このシンプルなスタイルに寄与している要素のひとつがバックミラーの取り付け位置である。カウルをマウントするステーから“生える”ように伸び、ハンドルの下側にミラーが位置するという独創的なものだ。

取りまわしの造形や視認性について賛否両論あるかもしれないが、スポーツバイクにおいて問題となりがちな「バックミラーがデザイン上、邪魔になる問題」について、新しい解決方法を模索しているのが伝わってくる。とくにサイドから見たときはバックミラーが目立たないよう隠れていて、悪くないと思う。

HAWK11はエンジンおよび車体をアドベンチャーモデルの「アフリカツイン」と共用してつくられている。さらに詳細に言えば、車体はアフリカツインをベースにオンロード向けに仕立てた「NT1100」のフレームおよび足まわりを基本にしている。

しかし跨っての印象は、アフリカツインともNT1100ともまるで違っていた。シート高は820mmとアフリカツイン/NT1100とほぼおなじであるが、車体がスリムなため両車より足着きがいい。身長173cmの筆者で両足のかかとがギリギリ地面に着くというところだ。おそらく165cm以上の身長があれば不安を感じることはないだろう。

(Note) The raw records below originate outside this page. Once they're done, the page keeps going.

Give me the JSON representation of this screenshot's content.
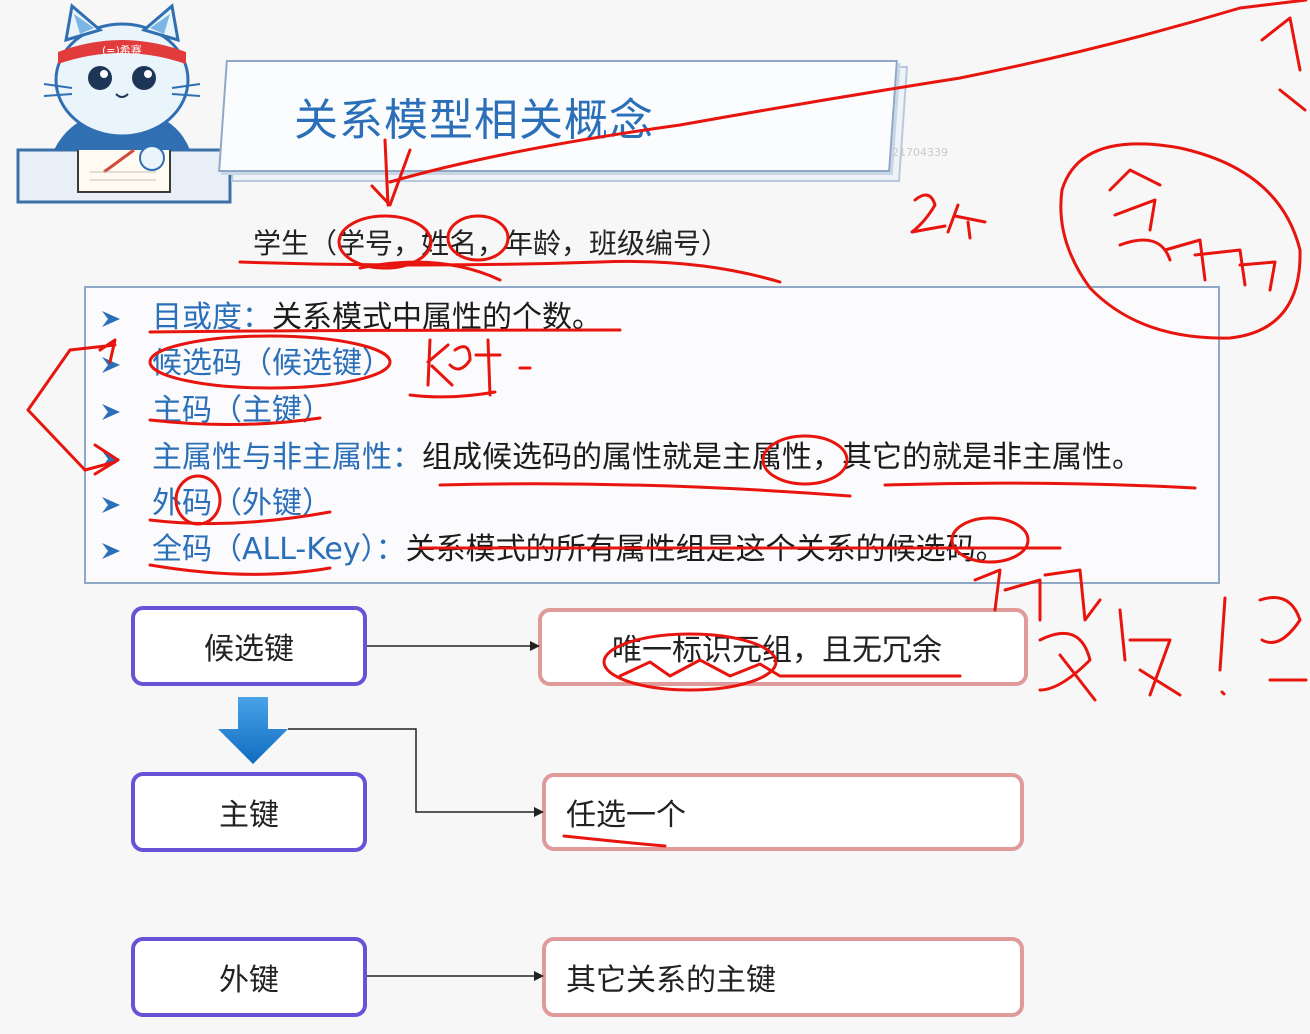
{
  "slide": {
    "title": "关系模型相关概念",
    "watermark": "21704339",
    "schema_text": "学生（学号，姓名，年龄，班级编号）",
    "mascot": {
      "headband_text": "(=)希赛"
    }
  },
  "concepts": [
    {
      "term": "目或度：",
      "desc": "关系模式中属性的个数。"
    },
    {
      "term": "候选码（候选键）",
      "desc": ""
    },
    {
      "term": "主码（主键）",
      "desc": ""
    },
    {
      "term": "主属性与非主属性：",
      "desc": "组成候选码的属性就是主属性，其它的就是非主属性。"
    },
    {
      "term": "外码（外键）",
      "desc": ""
    },
    {
      "term": "全码（ALL-Key）：",
      "desc": "关系模式的所有属性组是这个关系的候选码。"
    }
  ],
  "diagram": {
    "candidate_key": "候选键",
    "candidate_desc": "唯一标识元组，且无冗余",
    "primary_key": "主键",
    "primary_desc": "任选一个",
    "foreign_key": "外键",
    "foreign_desc": "其它关系的主键"
  },
  "colors": {
    "title_blue": "#2a6fb8",
    "term_blue": "#2a6fb8",
    "key_border": "#6653d6",
    "desc_border": "#e09a9a",
    "annotation_red": "#e8150e",
    "down_arrow": "#1f7fd0"
  }
}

ライディングポジションは適度な前傾姿勢だ。 “ベテラン向け”ということで正直、もう少し安楽なポジションなのかなと思っていたら、そこまで緩くはなかった。先に紹介した「半日出かけるのが楽しいバイク」というコンセプト通り、ショートツーリングにおいて心地いい充足感、疲労感が得られるポジション、というところだろう。

ヤル気を刺激するスポーツバイク

走り出すとすぐ、エンジンの素性のよさを感じる。アフリカツインで定評のあるパラレルツインは、どの回転域からも必要なだけのパワーとトルクを引き出せるフレキシビリィ、下から上まで淀みなくまわるスムーズさが美点であるが、とはいえ実直なだけの味気ないエンジンというわけではない。

ドコドコドコ……とツインらしい鼓動を感じさせ、アクセル操作に対する反応もリニアで気持ちいい。跳ね上げられたマフラーから吐き出される排気音も歯切れよく、気分を盛り上げてくれる。ちなみに最高出力102PS/7,500rpm、最大トルク104Nmというスペックはアフリカツイン/NT1100と同等だ。

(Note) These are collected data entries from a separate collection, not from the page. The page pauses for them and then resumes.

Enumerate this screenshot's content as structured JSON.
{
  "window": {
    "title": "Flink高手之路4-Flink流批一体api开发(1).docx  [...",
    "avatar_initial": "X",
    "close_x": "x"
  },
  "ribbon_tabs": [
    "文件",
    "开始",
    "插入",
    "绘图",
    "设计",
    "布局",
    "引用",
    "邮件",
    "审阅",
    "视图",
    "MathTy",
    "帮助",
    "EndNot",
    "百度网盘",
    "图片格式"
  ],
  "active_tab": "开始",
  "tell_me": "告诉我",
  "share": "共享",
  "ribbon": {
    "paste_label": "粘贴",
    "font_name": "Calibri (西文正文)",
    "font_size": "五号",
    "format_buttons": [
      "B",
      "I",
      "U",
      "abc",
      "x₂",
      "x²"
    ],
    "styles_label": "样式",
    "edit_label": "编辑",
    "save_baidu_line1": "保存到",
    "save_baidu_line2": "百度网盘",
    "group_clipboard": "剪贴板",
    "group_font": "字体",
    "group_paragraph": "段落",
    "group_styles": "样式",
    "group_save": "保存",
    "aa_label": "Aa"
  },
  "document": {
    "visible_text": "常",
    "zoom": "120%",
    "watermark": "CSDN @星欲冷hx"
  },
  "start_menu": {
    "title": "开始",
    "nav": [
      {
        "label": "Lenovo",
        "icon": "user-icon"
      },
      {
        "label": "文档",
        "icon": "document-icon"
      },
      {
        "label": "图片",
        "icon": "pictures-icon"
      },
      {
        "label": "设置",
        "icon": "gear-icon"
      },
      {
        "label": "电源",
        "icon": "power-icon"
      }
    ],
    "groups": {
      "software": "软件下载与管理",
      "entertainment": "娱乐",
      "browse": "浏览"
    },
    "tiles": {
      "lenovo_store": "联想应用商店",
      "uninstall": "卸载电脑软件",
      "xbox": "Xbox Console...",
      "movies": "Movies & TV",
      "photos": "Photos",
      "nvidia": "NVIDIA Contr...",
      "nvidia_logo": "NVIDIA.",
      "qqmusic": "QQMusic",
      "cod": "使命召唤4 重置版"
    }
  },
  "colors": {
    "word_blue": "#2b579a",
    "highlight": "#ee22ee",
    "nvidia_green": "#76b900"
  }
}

トランスミッションは6速マニュアルを採用する。アフリカツインおよびNT1100にはクラッチレバーやギアペダル操作が要らないオートマのDCT(デュアル・クラッチ・トランスミッション)が用意されるが(NT1100はDCTのみ)、HAWK11はこのモデルのキャラクターゆえかMTのみ。

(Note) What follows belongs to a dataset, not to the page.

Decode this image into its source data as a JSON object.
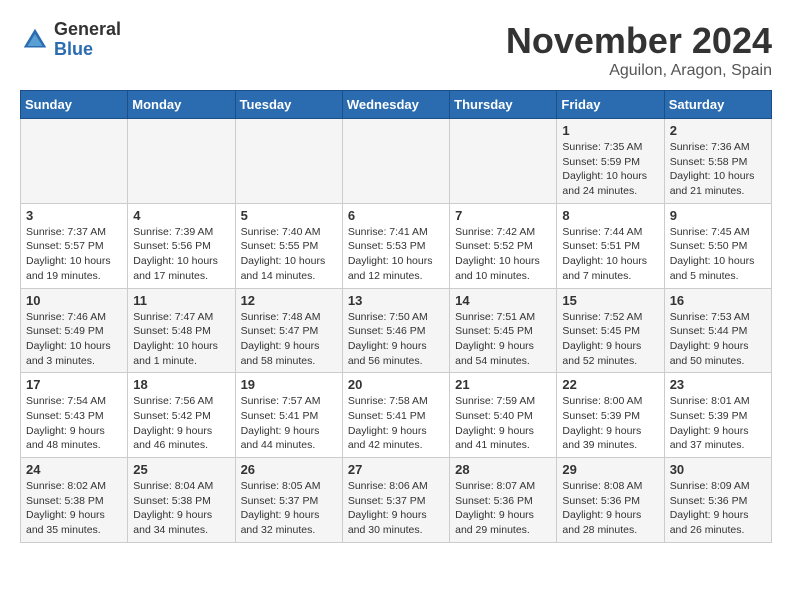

そのメリットは大きくふたつあり、ひとつは車両重量だ。アフリカツイン/NT1100ともDCTモデルは約250kgであるが、おなじエンジンを積むHAWK11は214kgと軽い。もうひとつは価格で、アフリカツイン(163.9〜205.7万円)とNT1100(168.3万円)に対してHAWK11は139万7000円(税込)と、25〜30万円ほど安い。これはMTのみに絞った恩恵である。